Alfie, arkadaşlarının tavsiyesi üzerine birkaç kadınla çıkar. Genç arkadaşlarıyla takılmaya çalışır. Ancak bu denemelerinden memnun kalmaz. Alfie, kızı Sally'yle buluşur ve Charmaine isimli bir oyuncuyla evleneceğini açıklar. Alfie'nin yarı yaşındaki biriyle evleneceğini öğrenen Helena, yine krize girer. Medyumu Helena'ya üzülmemesini, kendisinin de hayatına bir erkek gireceğini söyler.
Alfie, Roy ve Sally'yi Charmaine'le tanıştırmak için akşam yemeğine davet eder. Nasıl tanıştıklarını anlatırken yalan söyler. Çünkü aslında Charmaine bir hayat kadınıdır ve Alfie ile Charmaine'in ilişkileri bu münasebetle başlamıştır.

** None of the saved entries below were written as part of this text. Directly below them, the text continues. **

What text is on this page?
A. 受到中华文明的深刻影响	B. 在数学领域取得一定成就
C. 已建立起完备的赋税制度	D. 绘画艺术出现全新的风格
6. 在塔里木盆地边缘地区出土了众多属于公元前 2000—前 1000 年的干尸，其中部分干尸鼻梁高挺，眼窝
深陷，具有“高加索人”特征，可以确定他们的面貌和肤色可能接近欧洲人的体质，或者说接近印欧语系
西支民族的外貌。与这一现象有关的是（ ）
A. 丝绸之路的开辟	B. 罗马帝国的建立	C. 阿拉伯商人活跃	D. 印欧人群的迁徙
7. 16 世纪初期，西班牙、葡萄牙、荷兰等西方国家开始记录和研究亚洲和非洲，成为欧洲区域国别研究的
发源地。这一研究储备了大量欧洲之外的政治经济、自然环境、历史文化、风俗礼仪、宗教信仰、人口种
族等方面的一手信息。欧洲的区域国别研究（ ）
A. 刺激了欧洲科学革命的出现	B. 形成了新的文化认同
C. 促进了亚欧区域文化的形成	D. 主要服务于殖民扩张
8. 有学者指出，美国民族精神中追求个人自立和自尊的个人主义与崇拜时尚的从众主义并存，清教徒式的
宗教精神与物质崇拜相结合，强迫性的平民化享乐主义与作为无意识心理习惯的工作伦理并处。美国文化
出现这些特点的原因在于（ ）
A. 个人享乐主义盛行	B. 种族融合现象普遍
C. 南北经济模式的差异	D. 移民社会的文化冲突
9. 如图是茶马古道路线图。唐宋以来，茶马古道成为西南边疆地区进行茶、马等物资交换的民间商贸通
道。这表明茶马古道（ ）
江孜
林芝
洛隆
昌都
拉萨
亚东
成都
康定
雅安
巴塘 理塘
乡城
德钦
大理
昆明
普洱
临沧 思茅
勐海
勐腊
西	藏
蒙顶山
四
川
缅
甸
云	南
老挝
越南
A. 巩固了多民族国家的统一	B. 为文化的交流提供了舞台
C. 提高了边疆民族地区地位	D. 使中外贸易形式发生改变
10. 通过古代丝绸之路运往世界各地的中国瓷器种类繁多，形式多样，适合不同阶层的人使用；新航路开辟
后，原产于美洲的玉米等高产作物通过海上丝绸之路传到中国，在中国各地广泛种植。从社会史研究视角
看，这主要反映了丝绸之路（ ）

Roy, yağmurlu bir günde güzel komşusunu yemeğe davet eder. Komşusu bu daveti kabul eder. Roy, adının Dia olduğunu öğrendiği güzel komşusuyla samimice sohbet etmeye çalışır. Kendisini soyunuk halde biriryle sevişirken gördüğünü ve çok etkilendiğini itiraf eder. Dia, Roy'a gördüğü kişinin Brüksel'de çalışan nişanlısı Alan olduğunu söyler. Dia, babası roman çevirileri yapan bir yazar olduğu için kendisine romanı hakkında yardımcı olabileceğini söyler.
Greg, karısı gelemeyeceği için elinde kalan opera biletlerini Roy'la birlikte gitmesi için Sally'ye vermek ister. Sally, operaya gitmeyi çok istediğini ancak Roy'un gelemeyeceğini söyler. Bunun üzerine Greg, operaya beraber gitmeyi teklif eder. Sally ve Greg, keyifli bir gece geçirirler.
Dia ve Roy, öğleden sonraları sık sık görüşmeye başlarlar. Kısa süre sonra evlenecek olan Dia, Roy'a evlilik konusunda kafasının karıştığını, çünkü kendisiyle flört etmekten hoşlandığını itiraf eder.
Evlenen Alfie ve Charmaine, yeni aldıkalrı eve taşınırlar. Spor salonuna gittiklerinde Charmaine erkeklerin ilgisini çeker.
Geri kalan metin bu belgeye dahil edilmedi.